According to the industry data from CAMS, for the first five months of the current fiscal year, top 26 mutual fund distributors (excluding banks) together added around five lakh new SIP accounts during the period as the total number of live SIPs rose over 11 per cent.

Distributors like Geojit BNP Paribas Financial Services, HDFC Securities, Motilal Oswal Securities, Reliance Securities and Sharekhan, which are traditionally better known for their retail broking businesses, are now among the leaders in attracting new SIPs.

The Kochi-based Geojit with fresh SIP accounts worth Rs 16 crore registered a whopping 83.8 per cent growth during this period, making it the fastest growing player going by value of sales. The total investment through SIP route cumulatively by brokerages stood at Rs 644.9 crore as against Rs 550.84 crore, registering a growth of 17 per cent between April and August.

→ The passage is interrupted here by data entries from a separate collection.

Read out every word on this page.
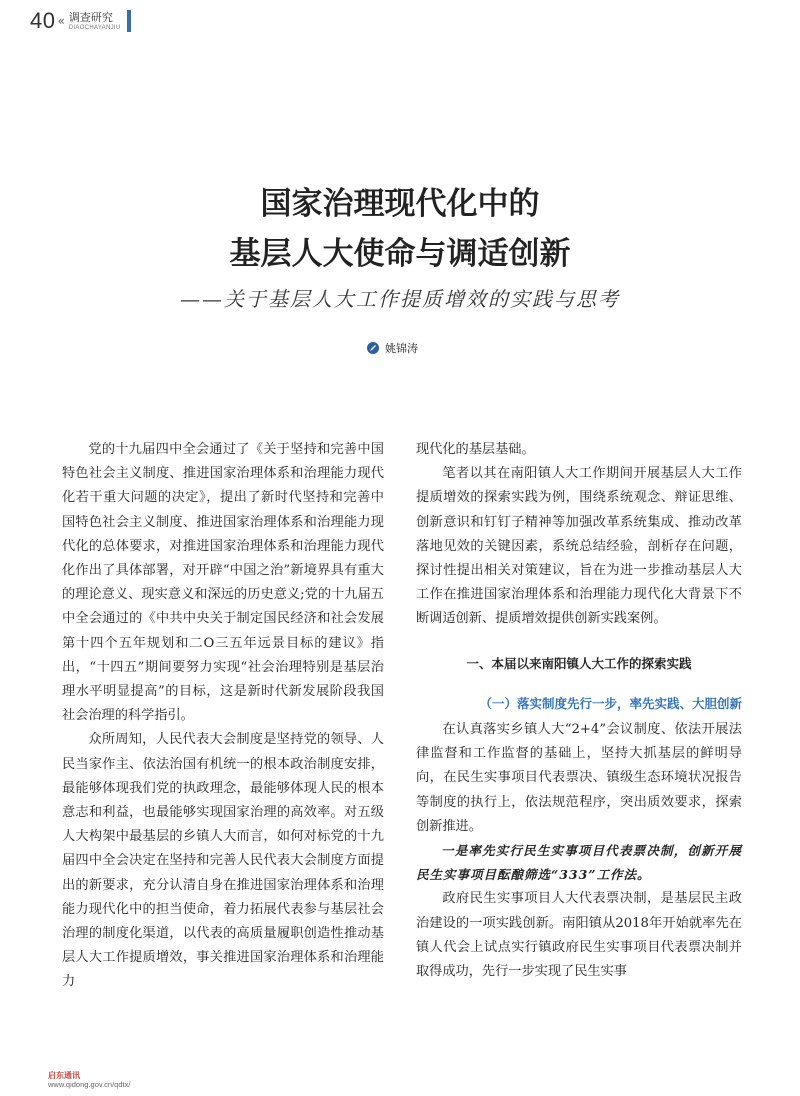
40 « 调查研究
DIAOCHAYANJIU
国家治理现代化中的
基层人大使命与调适创新
——关于基层人大工作提质增效的实践与思考
姚锦涛

党的十九届四中全会通过了《关于坚持和完善中国特色社会主义制度、推进国家治理体系和治理能力现代化若干重大问题的决定》，提出了新时代坚持和完善中国特色社会主义制度、推进国家治理体系和治理能力现代化的总体要求，对推进国家治理体系和治理能力现代化作出了具体部署，对开辟“中国之治”新境界具有重大的理论意义、现实意义和深远的历史意义;党的十九届五中全会通过的《中共中央关于制定国民经济和社会发展第十四个五年规划和二O三五年远景目标的建议》指出，“十四五”期间要努力实现“社会治理特别是基层治理水平明显提高”的目标，这是新时代新发展阶段我国社会治理的科学指引。

众所周知，人民代表大会制度是坚持党的领导、人民当家作主、依法治国有机统一的根本政治制度安排，最能够体现我们党的执政理念，最能够体现人民的根本意志和利益，也最能够实现国家治理的高效率。对五级人大构架中最基层的乡镇人大而言，如何对标党的十九届四中全会决定在坚持和完善人民代表大会制度方面提出的新要求，充分认清自身在推进国家治理体系和治理能力现代化中的担当使命，着力拓展代表参与基层社会治理的制度化渠道，以代表的高质量履职创造性推动基层人大工作提质增效，事关推进国家治理体系和治理能力

现代化的基层基础。

笔者以其在南阳镇人大工作期间开展基层人大工作提质增效的探索实践为例，围绕系统观念、辩证思维、创新意识和钉钉子精神等加强改革系统集成、推动改革落地见效的关键因素，系统总结经验，剖析存在问题，探讨性提出相关对策建议，旨在为进一步推动基层人大工作在推进国家治理体系和治理能力现代化大背景下不断调适创新、提质增效提供创新实践案例。

一、本届以来南阳镇人大工作的探索实践

（一）落实制度先行一步，率先实践、大胆创新

在认真落实乡镇人大“2+4”会议制度、依法开展法律监督和工作监督的基础上，坚持大抓基层的鲜明导向，在民生实事项目代表票决、镇级生态环境状况报告等制度的执行上，依法规范程序，突出质效要求，探索创新推进。

一是率先实行民生实事项目代表票决制，创新开展民生实事项目酝酿筛选“333”工作法。

政府民生实事项目人大代表票决制，是基层民主政治建设的一项实践创新。南阳镇从2018年开始就率先在镇人代会上试点实行镇政府民生实事项目代表票决制并取得成功，先行一步实现了民生实事

启东通讯
www.qidong.gov.cn/qdtx/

Going by the numbers of the accounts, it increased from 21.15 lakh to 23.99 lakh during the period, as per the CAMS data. These 26 distributors together account for over 90 per cent of the business in the segment.

“Retail investors who are not in a position to make direct bulk investments in the stock markets are increasingly attracted to SIP which requires only small amounts. By investing in SIPs, the investor averages the cost of her purchases, which points to the reason for this rising demand,” Geojit BNP Paribas executive director Satish Menon told PTI.

Mumbai-based HDFC Securities came second with a growth of 60 per cent during the period, as their SIP book increased from Rs 20.41 crore to Rs 32.65 crore, while Motilal Oswal grew at 50 per cent with their book increasing from Rs 6.81 crore to Rs 10.4 crore.

NJ India Invest, the top player in the segment, expanded its SIP book from Rs 325.39 crore to Rs 364.64 crore, registering 12 per cent growth. Out of these 26 players, as many as 12 recorded a double-digit growth during the period under review.